Once you’ve finished labeling, Sutro searches for a better prompt. The prompt optimizer tries different variations of your task definition, scores each one against a subset of your accumulated labels, and keeps the version that best matches your preferences. It also ensures the chosen prompt scores well across a diverse set of different edge cases. After optimization completes, you’ll see:
  • The new prompt — the optimized task definition, which you can review and compare against the previous version via a diff view.
  • A validation score — how well the optimized prompt agreed with your labels on a held-out validation split.
You approve the prompt (or edit it if needed), and then start the next iteration.

The iteration loop

Each iteration builds on the last. Your labels accumulate across iterations, so the optimizer always has the full history of your preferences to work with.
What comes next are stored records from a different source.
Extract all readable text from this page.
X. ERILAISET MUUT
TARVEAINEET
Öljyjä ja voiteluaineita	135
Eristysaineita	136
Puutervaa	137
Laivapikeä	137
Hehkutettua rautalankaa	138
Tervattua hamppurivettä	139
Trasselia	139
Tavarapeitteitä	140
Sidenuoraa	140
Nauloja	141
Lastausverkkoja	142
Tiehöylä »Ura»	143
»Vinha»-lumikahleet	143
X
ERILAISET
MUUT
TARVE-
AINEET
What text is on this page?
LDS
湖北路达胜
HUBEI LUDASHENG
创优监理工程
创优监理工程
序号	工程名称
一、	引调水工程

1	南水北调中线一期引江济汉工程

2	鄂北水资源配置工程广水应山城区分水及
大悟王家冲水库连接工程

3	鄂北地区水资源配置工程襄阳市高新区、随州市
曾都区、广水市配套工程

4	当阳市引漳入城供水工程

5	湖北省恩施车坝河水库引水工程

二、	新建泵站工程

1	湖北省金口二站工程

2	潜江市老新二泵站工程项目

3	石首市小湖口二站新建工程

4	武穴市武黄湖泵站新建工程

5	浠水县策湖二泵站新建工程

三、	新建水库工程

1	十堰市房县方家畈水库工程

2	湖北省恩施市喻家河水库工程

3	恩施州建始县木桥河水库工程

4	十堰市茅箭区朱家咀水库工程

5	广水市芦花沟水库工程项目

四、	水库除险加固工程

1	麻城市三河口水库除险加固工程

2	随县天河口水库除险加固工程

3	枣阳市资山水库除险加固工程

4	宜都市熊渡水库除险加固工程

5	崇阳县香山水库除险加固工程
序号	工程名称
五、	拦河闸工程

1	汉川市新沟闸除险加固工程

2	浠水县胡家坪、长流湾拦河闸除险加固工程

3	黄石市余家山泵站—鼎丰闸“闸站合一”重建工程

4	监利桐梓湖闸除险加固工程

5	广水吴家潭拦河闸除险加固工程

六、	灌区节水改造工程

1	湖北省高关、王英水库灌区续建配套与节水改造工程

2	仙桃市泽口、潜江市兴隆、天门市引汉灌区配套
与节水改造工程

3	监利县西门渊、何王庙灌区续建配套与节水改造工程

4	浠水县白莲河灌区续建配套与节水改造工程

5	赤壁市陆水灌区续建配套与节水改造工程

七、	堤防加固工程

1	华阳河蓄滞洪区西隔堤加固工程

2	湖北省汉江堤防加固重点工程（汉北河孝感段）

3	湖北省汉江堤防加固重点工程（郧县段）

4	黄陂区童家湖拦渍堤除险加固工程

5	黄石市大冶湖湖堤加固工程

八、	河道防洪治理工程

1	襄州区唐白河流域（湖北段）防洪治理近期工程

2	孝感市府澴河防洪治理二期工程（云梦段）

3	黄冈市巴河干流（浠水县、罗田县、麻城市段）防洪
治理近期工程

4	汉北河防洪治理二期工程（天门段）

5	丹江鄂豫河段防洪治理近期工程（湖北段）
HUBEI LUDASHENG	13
This means:
  • Early iterations tend to produce the biggest gains, as the function learns your core preferences.
  • Later iterations refine edge cases and improve consistency on harder examples.
  • You can stop whenever the function meets your needs. Most tasks converge in 2-4 iterations.
Because labels persist, you can also come back later — add new production data that’s drifted in, swap to a different model, or re-optimize — without losing the work you’ve already done.

What’s next

Once the function is performing well, you can deploy it and invoke it by name through the batch inference SDK or API.